Alemanno warns that “the drive for greater integration may have unintended consequences.” And he cites the risk of “fueling discontent with the EU at a time of high inflation and socio-economic transformation”. A situation that could revitalize “an anti-European alliance” such as the one that could be embodied by the French Marine Le Pen or the Italian Matteo Salvini.

But this Eurosceptic camp, usually articulated around Orbán’s Hungary and Jaroslaw Kaczynski’s Poland, has cracks. Russia’s war against Ukraine has alienated the Russophile Hungarian government from a Polish executive strongly in favor of severing all ties with Putin.

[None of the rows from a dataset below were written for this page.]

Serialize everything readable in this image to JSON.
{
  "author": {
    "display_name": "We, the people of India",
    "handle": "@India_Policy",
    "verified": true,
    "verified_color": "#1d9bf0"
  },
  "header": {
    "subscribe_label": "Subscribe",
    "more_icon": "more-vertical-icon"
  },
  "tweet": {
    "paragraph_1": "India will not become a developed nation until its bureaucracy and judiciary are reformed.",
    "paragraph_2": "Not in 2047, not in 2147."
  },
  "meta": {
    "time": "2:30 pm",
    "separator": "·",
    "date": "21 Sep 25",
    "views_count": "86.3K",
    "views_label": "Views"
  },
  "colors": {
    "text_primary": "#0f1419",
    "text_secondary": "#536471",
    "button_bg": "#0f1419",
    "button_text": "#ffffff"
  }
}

The latest crises have also shown the dwindling patience of the rest of the partners with the countries obstinate in stopping the community advances. Brussels has already threatened to launch a recovery fund against the pandemic without including Poland and Hungary when both countries threatened to veto the project to extract greater benevolence towards their authoritarian, xenophobic and homophobic drifts.

The foreseeable acceleration of the coming months in energy, health, economic, foreign and defense policies will also force us to have few considerations with the reluctant ones. From the always heralded Europe at various speeds, it could move on to a Europe of the shoulders, in which one or several countries could remain parked while the rest move on.